Mankind’s Mammoth-Sized Mystery In Michigan
Previous archaeological evidence suggests that humans settled in North America roughly 13,000 years ago when the Clovis hunter-gatherer tribes crossed the Bering Strait from Asia using now-melted bridges of icy land. Evidence for this theory comes mainly in the form of flint tools found throughout the southwestern United States. However, researchers from the University of Michigan believe they might have found new paleontological evidence that shows humans settled in North America much earlier than previously thought.
That evidence comes in the form of a near-complete mammoth skeleton that shows signs of butchering and has been radiocarbon dated to around 15,000 years ago, roughly a millennium before the Clovis hunters arrived. If the theories surrounding the Bristle mammoth are confirmed, they have the potential to re-write the history of mankind in North America.
The mammoth skeleton was found on Chelsea, Michigan native James Bristle’s farm, hence the name “Bristle Mammoth.” Researchers excavated the mammoth last year in a one-day operation. The mammoth skeleton shows that the skull was broken in strategic places in order to reach nutritious tissues, while the rest of the mammoth carcass was butchered and re-arranged anatomically in an area that shows signs of having once been a pond. This indicates that these prehistoric people might have used the pond as a type of ancient “meat locker,” keeping the massive mammoth carcass safe from the elements or scavengers.

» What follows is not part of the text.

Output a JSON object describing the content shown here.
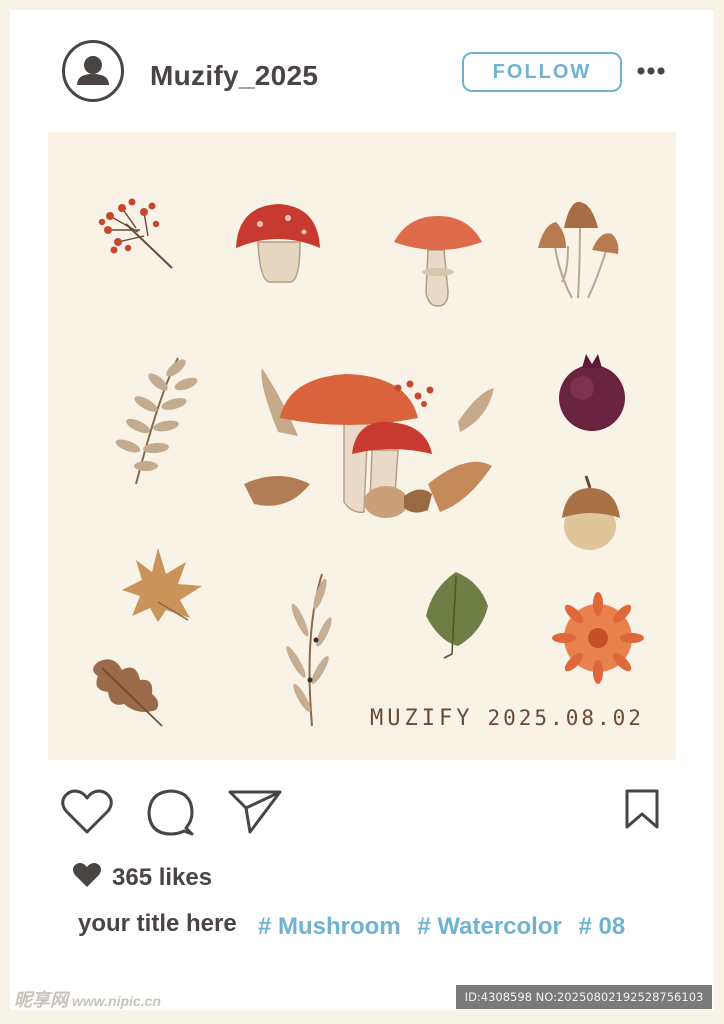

According to University of Michigan paleontologist Daniel Fisher, who led this excavation, the potential significance of the Bristle mammoth has been a surprise to everyone involved in this project:
What’s so interesting about the Bristle site is that there’s a mammoth with evidence of human association at a very early date—well before Clovis times […] I didn’t realize how big this was going to be, how important it would be to a lot of people. It’s still overwhelming to me.
The Bristle mammoth will be on display for free at the University of Michigan’s Museum of Natural History from November 5, 2016 to January 15, 2018.